Oleh sebab itu, lanjut Gading, JPU Kejari harus lebih jeli dalam mengambil sebuah keputusan. Dan harus mempertimbangkan kemungkinan-kemungkinan terburuk yang akan terjadi. Terutama pada keselamatan si pelapor atau korban.
“Sampai saat ini, kami belum mengetahui dengan jelas, alasan JPU tidak melakukan penahan kepada para tersangka. Meski berkas sudah dinyatakan P 21,” ujar Gading.
Salah seorang anggota tim pengacara korban, Akh. Sofi Ubaidillah, SH, M.kn, juga mengatakan jika JPU Kejari Kabupaten Pasuruan atas nama Nia Yunita, yang menangani perkara ini, diduga sengaja menunda-nunda pelimpahan perkara ini.
Bahkan, lanjut Sofi, saat dirinya berusaha mengonfirmasi JPU untuk mengetahui alasan tidak ditahannya para tersangka itu, tidak pernah direspon. Dan terkesan mengabaikan pihak pengacara.
“Setiap kali kami hubungi melalui HP nya, selalu diabaikan oleh JPU, Nia Yunita. Meski sudah kami WhatsApp maupun telepon langsung, tetap diabaikan. Meremehkan sekali JPU itu pada perkara ini,” ungkap Sofi.
Dia bahkan menilai, jika JPU Kejari tidak kooperatif dan tidak transparan dalam menjalankan kewenangannya. Sebab alasan tidak ditahannya tersangka sangat bertentangan dengan pasal 21 ayat 4 huruf a KUHAP.
Melalui pengacaranya, Korban (Suyanto) menyampaikan, baru-baru ini kliennya bertemu dengan salah seorang tersangka. Bahkan kliennya sempat diajak duel atau carok oleh tersangka.
“Kekhawatiran kami, dengan tidak ditahannya para tersangka itu, sehingga hal tersebut akan menjadi ancaman kepada klien kami,” pungkasnya.
Di bagian lain, Penyidik Polsek Grati, Aiptu Slamet Budiono saat dikonfirmasi, hanya menyatakan jika pihaknya sudah melimpahkan berkas perkara ke JPU Kejari Kabupaten Pasuruan.
Ditanya soal tidak adanya penahanan terhadap para tersangka, Slamet tidak menampik hal itu. Menurutnya, para tersangka bersikap kooperatif. Sehingga tidak dilakukan penahanan. Hanya dikenakan wajib lapor seminggu satu kali.

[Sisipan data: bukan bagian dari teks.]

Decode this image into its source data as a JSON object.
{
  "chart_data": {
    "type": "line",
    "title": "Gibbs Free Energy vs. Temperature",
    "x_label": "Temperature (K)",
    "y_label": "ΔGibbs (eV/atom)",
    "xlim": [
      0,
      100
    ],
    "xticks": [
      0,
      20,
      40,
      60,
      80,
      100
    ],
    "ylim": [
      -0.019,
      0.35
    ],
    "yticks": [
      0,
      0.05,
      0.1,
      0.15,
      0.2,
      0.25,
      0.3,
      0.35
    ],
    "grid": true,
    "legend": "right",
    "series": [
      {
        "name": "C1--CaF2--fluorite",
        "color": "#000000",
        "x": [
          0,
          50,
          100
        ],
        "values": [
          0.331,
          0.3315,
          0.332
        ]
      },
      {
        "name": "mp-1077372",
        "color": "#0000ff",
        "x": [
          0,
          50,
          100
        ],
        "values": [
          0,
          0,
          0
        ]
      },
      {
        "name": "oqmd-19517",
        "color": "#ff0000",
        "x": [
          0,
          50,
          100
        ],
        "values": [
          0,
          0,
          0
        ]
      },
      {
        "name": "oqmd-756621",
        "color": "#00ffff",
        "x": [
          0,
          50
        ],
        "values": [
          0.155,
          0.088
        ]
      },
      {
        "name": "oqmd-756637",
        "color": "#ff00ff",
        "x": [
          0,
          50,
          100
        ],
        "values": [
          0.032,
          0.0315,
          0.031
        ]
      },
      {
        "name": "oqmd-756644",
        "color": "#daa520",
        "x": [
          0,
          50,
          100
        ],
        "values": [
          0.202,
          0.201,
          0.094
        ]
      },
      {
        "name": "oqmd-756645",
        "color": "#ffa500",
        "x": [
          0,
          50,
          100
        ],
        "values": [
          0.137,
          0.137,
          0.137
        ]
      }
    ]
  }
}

“Berkas perkara sudah di limpahkan ke pihak Kejaksaan 28 April 2025, pak. Pelaku masih koperatif/tidak melarikan diri, tidak melakukan pengulangan tindak pidana. Tidak ada permohonan, karena mulai awal penetapan tersangka kita tidak dilakukan penahanan,” jawab Aiptu Slamet, melalu pesan WhatsApp nya. ( Husen weni).